С этой мыслью трудно жить сразу. Она лишает человека привычного достоинства хозяина. Мы любим быть причиной собственных поступков. Даже перед Богом хотим сохранить маленький участок, где всё ещё можем сказать: вот это сделал я сам. Я пришёл. Я искал. Я терпел. Я не ушёл. Я молился. Я любил. Нафс бережно собирает такие свидетельства, складывает их в сундук и время от времени пересчитывает. Особенно после боли. Особенно когда Небо молчит. Тогда человек подходит к своей внутренней двери и начинает предъявлять накопленное: я ведь был верен; я столько ждал; разве Ты не видел моих слёз?

И вот здесь начинается одна из самых суровых школ сердца. Не тогда, когда тебе отказывают, а тогда, когда ты вдруг замечаешь: всё это время в глубине твоей верности жил расчёт. Не грубый, не торговый в земном смысле — тонкий, почти благочестивый. Я Тебе — терпение, Ты мне — близость. Я Тебе — молитву, Ты мне — ответ. Я Тебе — отказ от себя, Ты мне — спасение в той форме, которую я заранее считаю спасением. И чем чище кажется человеку его любовь, тем больнее увидеть эту скрытую куплю. Но я не знаю другого пути к свободе: пока тайный расчёт не обнаружен, его невозможно отпустить.

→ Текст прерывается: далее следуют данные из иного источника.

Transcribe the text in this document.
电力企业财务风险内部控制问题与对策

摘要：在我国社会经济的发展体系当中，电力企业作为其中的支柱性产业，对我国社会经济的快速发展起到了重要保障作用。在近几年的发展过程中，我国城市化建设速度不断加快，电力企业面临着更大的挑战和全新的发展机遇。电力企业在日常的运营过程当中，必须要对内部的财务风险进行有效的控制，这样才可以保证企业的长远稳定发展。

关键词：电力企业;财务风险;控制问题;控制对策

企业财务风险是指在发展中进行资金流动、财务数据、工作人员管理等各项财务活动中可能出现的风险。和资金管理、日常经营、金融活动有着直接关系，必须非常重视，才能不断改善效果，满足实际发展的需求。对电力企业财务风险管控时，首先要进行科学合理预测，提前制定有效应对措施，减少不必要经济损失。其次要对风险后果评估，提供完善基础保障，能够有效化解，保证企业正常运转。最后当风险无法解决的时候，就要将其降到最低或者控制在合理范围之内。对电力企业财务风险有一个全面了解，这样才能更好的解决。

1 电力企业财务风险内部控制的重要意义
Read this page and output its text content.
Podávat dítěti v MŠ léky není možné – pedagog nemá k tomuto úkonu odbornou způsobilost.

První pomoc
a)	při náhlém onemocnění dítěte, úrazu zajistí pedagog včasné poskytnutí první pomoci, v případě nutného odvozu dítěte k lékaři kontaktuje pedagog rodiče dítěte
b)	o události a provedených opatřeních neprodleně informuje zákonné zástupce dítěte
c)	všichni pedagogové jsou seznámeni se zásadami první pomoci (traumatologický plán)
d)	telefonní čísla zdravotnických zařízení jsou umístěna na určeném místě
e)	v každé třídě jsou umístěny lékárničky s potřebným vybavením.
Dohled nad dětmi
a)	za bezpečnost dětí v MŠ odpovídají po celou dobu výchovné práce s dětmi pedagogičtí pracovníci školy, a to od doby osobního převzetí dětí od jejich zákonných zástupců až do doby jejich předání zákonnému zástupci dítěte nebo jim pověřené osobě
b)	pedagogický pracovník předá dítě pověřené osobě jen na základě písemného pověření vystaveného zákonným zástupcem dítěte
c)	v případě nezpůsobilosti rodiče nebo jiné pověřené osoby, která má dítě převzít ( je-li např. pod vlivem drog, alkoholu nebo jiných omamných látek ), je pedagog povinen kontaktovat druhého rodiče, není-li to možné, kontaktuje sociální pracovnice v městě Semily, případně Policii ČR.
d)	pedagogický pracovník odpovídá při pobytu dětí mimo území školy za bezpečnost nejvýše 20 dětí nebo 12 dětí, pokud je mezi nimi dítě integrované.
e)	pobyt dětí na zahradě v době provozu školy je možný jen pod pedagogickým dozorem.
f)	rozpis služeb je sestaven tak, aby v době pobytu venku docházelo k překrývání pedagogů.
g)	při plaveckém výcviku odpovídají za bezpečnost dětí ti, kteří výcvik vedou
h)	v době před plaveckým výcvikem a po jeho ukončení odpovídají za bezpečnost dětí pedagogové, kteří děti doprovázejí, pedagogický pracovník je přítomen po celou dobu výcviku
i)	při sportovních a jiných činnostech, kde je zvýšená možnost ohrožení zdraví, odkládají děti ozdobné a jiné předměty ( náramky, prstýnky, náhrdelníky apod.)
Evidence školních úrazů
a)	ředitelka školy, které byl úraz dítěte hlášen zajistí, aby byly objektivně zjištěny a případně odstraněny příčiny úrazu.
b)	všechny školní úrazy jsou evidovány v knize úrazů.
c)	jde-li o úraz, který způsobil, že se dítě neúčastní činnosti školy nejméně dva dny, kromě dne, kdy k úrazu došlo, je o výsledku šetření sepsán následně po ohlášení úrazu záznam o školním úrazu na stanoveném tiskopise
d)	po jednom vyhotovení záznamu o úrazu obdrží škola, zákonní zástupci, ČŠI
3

Когда-то мне казалось, что самая большая беда любви — разлука. Теперь я думаю иначе. Самая большая беда любви — желание владеть. Разлука лишь обнаруживает его. Пока любимая рядом, человек может считать свою любовь бескорыстной. Но стоит ей отдалиться, свету скрыться, голосу перестать отвечать — и из глубины поднимается требование: почему, куда, когда вернёшься, что я сделал неправильно? В этих вопросах есть настоящая человеческая боль, и я не хочу её осуждать. Сердце не становится чище от того, что мы запрещаем ему страдать. Но однажды среди этих вопросов появляется другой: почему я решил, что Любовь обязана оставаться в той форме, в которой я её узнал?

Это страшно простой вопрос, и он многое разрушает. Человек увидел свет в облике любимой — и незаметно решил, что вместе со светом ему принадлежит и она. Услышал зов через её голос — и решил, что без этого голоса зов прекратится. Вошёл в сад через одни ворота — и решил, что у Сада нет других входов. Так знак становится идолом не потому, что он плох, а потому, что мы останавливаемся перед ним. Сам по себе образ невиновен. Красота невиновна. Любимый человек невиновен. Это наша рука постепенно сжимается вокруг дара. И чем крепче она сжимается, тем сильнее страх потери. Обладание всегда носит внутри себя будущую разлуку. А Любовь защищать невозможно — её можно только не предавать.

Мне долго казалось, что духовный путь должен становиться светлее по мере продвижения. Наверное, потому что мы вообще любим представлять путь как восхождение: каждая следующая ступень выше предыдущей, каждая молитва глубже, каждое испытание понятнее. Но настоящая дорога устроена иначе. Иногда после света приходит ночь, после близости — сухость, после ответа — долгое молчание, после весны — зима, которая кажется особенно жестокой именно потому, что ты уже знаешь запах цветущего сада. И вот тогда выясняется, чего стоила прежняя любовь.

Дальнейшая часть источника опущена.